Bakan Ali Babacan, "Kamu bankaları ne küçülecek, ne de kamu bankası olma özelliğini kötüye kullanacak. 3 ayrı çalışma ile özelleştirme sürecine devam ediyoruz"dedi.
DevletBakanı Ali Babacan, kamu bankalarının özelleştirilmesine hükümetin sıcak bakmadığı şeklindeki yorumların yanlış olduğunu belirterek, "Kamu bankaları konusunda 3 ayrı çalışma yapıyoruz. Bu bankalar büyüklüklerini, rekabet güçlerini kötüye kullanmayacaklar" dedi. Devlet Bakanı Ali Babacan, Dünya Bankası Türkiye Direktörü Andrew Vorkink ve Hazine Müsteşarı İbrahim Çanakcı ile birlikte Hazine'de düzenlediği basın toplantısında kamu bankalarına yönelik soruları yanıtladı.
Babacan, kamu bankalarına ilişkin çalışmaları, Pamukbank'ın Halk Bankası içinde entegre edilmesi, Ziraat Bankası'nın rasyonelleştirilmesi ve Vakıfbank'ın değer tespit çalışmasından sonra hisse yapısında özel sektör payının arttırılması olarak sıraladı. Babacan, şöyle devam etti: "Bu çalışmalara start verilmiştir. En fazla 2.5-3 ay içinde bu çalışmaların tamamlanmasını planlıyoruz. Kamu bankaları ne içine kapanıp, küçülme yoluna gidecek, ne de kamu bankası olmanın verdiği avantajları, rekabet üstünlüğü olarak kötüye kullanacaktır. Kamu bankaları yönetimlerine talimatlar bu şekildedir." Bu arada Bakan Babacan, 2004 yılı sonunda stand-by anlaşmasının sona ereceğinin bilindiğini, ancak bu sürenin Ocak 2005 tarihine kadar uzadığının hatırlatılması üzerine, 3 yıllık stand-by anlaşmasının 2002 Şubatı'nda başladığını, anlaşma süresinin 3 olduğunu ve teknik olarak 2005 yılı Şubatı'nda bitmesi gerektiğini söyledi.

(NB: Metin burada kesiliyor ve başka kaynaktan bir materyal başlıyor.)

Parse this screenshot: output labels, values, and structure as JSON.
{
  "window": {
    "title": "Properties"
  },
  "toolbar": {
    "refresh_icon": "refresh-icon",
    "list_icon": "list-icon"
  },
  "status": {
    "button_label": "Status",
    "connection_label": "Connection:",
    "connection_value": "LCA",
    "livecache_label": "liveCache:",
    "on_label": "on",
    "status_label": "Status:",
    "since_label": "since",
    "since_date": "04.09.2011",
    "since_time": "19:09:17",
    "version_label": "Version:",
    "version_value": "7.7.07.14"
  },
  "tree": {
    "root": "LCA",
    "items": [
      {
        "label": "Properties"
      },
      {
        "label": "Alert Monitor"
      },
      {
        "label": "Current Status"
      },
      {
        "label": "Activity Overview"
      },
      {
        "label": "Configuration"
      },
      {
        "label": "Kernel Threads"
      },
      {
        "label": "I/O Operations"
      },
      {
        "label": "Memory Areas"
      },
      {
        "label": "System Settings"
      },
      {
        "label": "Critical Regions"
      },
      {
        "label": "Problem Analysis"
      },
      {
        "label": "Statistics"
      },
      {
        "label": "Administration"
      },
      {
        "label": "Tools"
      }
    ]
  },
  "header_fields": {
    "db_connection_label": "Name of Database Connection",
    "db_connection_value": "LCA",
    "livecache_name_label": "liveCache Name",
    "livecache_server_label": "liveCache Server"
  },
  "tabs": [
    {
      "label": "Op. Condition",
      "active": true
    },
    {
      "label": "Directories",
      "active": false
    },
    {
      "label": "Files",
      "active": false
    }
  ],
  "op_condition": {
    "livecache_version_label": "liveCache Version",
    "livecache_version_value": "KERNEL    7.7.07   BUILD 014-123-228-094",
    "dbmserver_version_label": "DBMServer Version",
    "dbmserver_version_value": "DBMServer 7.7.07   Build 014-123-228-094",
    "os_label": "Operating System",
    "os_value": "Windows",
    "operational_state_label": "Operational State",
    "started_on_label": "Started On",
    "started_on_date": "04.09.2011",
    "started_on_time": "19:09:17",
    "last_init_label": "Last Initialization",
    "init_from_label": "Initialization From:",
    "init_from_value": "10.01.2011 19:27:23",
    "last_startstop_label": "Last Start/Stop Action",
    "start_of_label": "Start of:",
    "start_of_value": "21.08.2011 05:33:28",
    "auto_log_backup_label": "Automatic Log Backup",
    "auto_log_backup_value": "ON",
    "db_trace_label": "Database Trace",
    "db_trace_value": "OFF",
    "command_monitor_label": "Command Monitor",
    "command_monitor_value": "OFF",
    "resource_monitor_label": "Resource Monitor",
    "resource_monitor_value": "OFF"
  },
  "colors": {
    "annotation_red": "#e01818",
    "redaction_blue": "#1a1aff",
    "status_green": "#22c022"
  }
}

Yardımına devam edeceğiz Dünya Bankası Türkiye Direktörü Andrew Vorkink de, Türkiye'nin son 30 yılda IMF ile 18 stand-by anlaşması imzaladığını, bunlardan sadece bir tanesinin, süresini doldurduğunu bildirdi. Vorkink, ''Bu da bu hükümetin reform konusunda ne kadar kararlı olduğunu bize göstermektedir. Bu nedenle önümüzdeki 3 yıl içinde Dünya Bankası 1.5 milyar dolarlık yardıma devam edecektir'' dedi.